The only scenario where impact forces exceed what you’d see in a typical lead fall would be if a belayer just straight up stopped taking in slack when the climber was two thirds of the way up and the climber jumped from the top of the wall.

I have led and fallen on the Petzl semi static ropes many times. Used to avoid rope stretching falls into talus.
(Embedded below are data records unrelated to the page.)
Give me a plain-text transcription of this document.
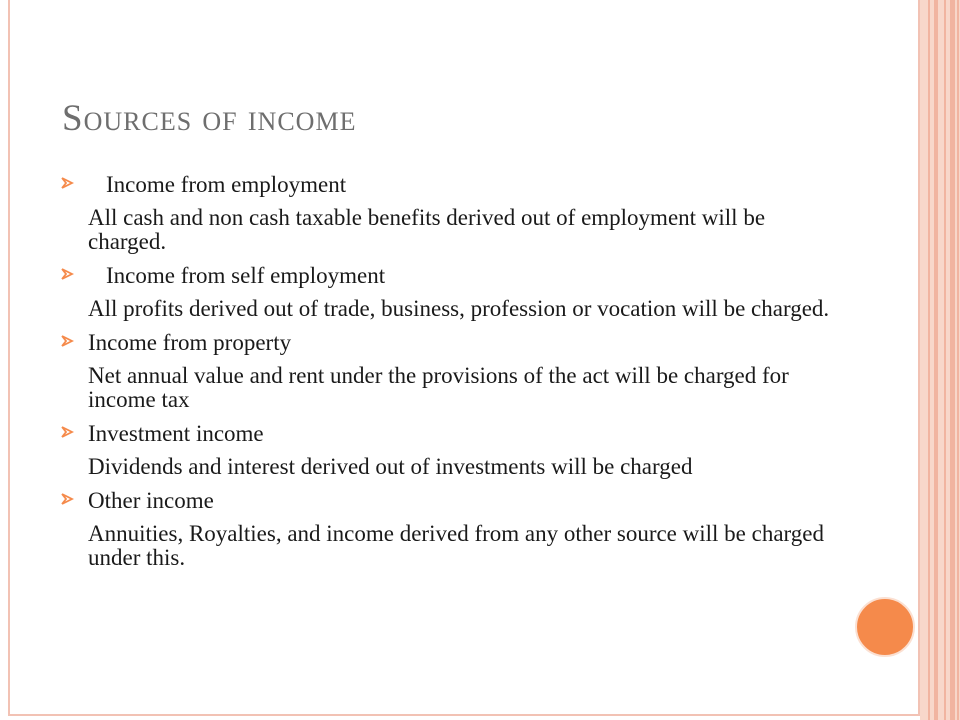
Sources of income
Income from employment
All cash and non cash taxable benefits derived out of employment will be charged.
Income from self employment
All profits derived out of trade, business, profession or vocation will be charged.
Income from property
Net annual value and rent under the provisions of the act will be charged for income tax
Investment income
Dividends and interest derived out of investments will be charged
Other income
Annuities, Royalties, and income derived from any other source will be charged under this.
No top rope load on one could be a problem.

Yeah, I’m not signing up to test it, but my assumption is that even on lead, the belayer getting yanked up into the first bolt absorbs enough energy that a semistatic probably won’t kill ya even if it breaks a couple ribs.

OSHA says a peak force of 8.9Kn for 2ms is acceptable for fall arrest systems, which seems like it would be challenging, even with a semistatic, to achieve in a climbing context without belaying of an anchor.